Social Quality Theory

Social Quality Theory PDF Author: Ka Lin
Publisher: Berghahn Books
ISBN: 1782388982
Category : Social Science
Languages : en
Pages : 160

Book Description
Social quality thinking emerged from a critique of one-sided policies by breaking through the limitations previously set by purely economistic paradigms. By tracing its expansion and presenting different aspects of social quality theory, this volume provides an overview of a more nuanced approach, which assesses societal progress and introduces proposals that are relevant for policy making. Crucially, important components emerge with research by scholars from Asia, particularly China, eastern Europe, and other regions beyond western Europe, the theory’s place of origin. As this volume shows, this rich diversity of approaches and their cross-national comparisons reveal the increasingly important role of social quality theory for informing political debates on development and sustainability.

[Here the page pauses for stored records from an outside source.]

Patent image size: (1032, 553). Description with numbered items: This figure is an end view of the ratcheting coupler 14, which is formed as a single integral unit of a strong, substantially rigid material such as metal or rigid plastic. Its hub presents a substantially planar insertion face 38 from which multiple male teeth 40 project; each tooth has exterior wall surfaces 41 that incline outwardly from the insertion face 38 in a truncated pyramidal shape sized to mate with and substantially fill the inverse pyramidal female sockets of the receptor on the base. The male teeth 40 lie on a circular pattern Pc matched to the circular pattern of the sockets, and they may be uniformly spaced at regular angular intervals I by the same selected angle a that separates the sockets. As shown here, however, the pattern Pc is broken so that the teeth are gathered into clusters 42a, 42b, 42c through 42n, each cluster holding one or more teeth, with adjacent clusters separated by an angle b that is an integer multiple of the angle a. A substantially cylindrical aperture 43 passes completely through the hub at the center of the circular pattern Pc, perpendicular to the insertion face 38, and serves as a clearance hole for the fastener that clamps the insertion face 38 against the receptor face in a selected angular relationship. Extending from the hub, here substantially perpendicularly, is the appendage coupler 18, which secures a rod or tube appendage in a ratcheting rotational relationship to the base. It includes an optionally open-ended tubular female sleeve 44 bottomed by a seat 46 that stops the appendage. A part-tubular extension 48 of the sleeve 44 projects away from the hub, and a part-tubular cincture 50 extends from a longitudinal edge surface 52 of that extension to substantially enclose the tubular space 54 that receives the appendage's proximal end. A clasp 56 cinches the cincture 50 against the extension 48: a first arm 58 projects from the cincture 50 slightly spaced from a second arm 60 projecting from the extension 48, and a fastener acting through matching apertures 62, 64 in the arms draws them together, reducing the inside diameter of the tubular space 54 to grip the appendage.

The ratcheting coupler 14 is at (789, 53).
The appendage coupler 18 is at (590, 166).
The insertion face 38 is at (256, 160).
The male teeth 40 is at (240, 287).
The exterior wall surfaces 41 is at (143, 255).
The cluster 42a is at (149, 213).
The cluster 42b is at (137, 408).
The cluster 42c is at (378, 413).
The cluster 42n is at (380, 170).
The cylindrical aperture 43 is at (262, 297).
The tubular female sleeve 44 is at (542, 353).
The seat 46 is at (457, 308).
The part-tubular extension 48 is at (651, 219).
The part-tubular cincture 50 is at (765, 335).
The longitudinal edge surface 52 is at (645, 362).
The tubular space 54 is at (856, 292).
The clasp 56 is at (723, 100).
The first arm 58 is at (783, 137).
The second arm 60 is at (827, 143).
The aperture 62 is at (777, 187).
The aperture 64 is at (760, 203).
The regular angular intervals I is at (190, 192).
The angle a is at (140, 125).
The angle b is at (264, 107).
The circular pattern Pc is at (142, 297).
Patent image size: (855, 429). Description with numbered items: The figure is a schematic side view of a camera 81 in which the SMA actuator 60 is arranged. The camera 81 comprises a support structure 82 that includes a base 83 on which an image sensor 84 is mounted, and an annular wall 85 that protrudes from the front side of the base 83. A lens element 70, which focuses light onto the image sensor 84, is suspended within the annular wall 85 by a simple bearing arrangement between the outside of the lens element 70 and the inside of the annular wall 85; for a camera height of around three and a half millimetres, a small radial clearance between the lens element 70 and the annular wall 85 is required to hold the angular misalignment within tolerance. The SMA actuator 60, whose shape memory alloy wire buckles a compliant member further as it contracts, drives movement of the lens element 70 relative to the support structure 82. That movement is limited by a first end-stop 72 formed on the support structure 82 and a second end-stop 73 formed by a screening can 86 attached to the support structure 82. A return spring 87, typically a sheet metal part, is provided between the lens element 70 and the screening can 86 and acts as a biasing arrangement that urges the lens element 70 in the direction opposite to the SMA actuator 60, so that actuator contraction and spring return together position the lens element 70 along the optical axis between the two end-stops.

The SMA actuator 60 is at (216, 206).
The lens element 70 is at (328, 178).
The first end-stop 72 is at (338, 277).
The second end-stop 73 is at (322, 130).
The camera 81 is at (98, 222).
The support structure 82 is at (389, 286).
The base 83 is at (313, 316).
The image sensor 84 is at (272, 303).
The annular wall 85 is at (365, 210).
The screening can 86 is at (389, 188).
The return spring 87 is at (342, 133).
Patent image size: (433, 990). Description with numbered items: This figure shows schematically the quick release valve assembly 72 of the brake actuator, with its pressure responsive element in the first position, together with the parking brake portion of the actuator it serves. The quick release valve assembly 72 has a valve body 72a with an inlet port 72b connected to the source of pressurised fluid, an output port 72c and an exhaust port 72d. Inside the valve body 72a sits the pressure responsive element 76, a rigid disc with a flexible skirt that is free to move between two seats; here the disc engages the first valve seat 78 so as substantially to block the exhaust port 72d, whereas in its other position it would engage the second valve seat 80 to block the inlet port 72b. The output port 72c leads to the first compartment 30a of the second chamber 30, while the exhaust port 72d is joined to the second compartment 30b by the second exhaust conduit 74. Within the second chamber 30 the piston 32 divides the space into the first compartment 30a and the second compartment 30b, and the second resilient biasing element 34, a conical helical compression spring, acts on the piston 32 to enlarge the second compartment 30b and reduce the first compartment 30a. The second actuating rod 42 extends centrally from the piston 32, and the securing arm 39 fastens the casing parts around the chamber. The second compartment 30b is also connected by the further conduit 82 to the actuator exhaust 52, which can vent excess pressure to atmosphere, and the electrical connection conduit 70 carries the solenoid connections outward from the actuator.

The Review of Economic Performance and Social Progress

The Review of Economic Performance and Social Progress PDF Author: Keith G. Banting
Publisher: IRPP
ISBN: 9780886451905
Category : Canada
Languages : en
Pages : 332

Book Description
The chapters in this volume provide experts' views of specific dimensions of the economic & social developments in Canada during the 1990s. The chapters are organized into four sections dealing with basic concepts, the public view of economic & social trends, changes in key public policies, and outcomes in terms of the economic, social, & environmental record of the 1990s. Specific topics covered include the concept of social progress, defining & measuring social progress, monetary policy, the relationship between social capital & the economy, unemployment, deficit elimination, fiscal policy, trade liberalization, income security policy, income distribution, labour market outcomes, child well-being, and economic growth & environmental degradation.

Capitalism and Social Progress

Capitalism and Social Progress PDF Author: P. Brown
Publisher: Springer
ISBN: 0333985389
Category : Social Science
Languages : en
Pages : 338

Book Description
Why are America and Britain wealthier than ever but millions of children live in poverty, neighbourhoods want for basic amenities and the middle classes fear for their families, jobs and futures? The answer is not to be found in globalization, technological innovation, or our personal failings to adapt to changing circumstances as we are so often told. The answer lies mainly with the historical legacy of the 'golden era' and the obsession with market individualism. An obsession that the New Democrats in America and the New Labour in Britain have failed to exorcize. Yet the forces of knowledge-driven capitalism provide an unprecedented opportunity at the beginning of the twenty-first century to build societies based on the individual and collective intelligence of all. Capitalism and Social Progress shows how this can be achieved.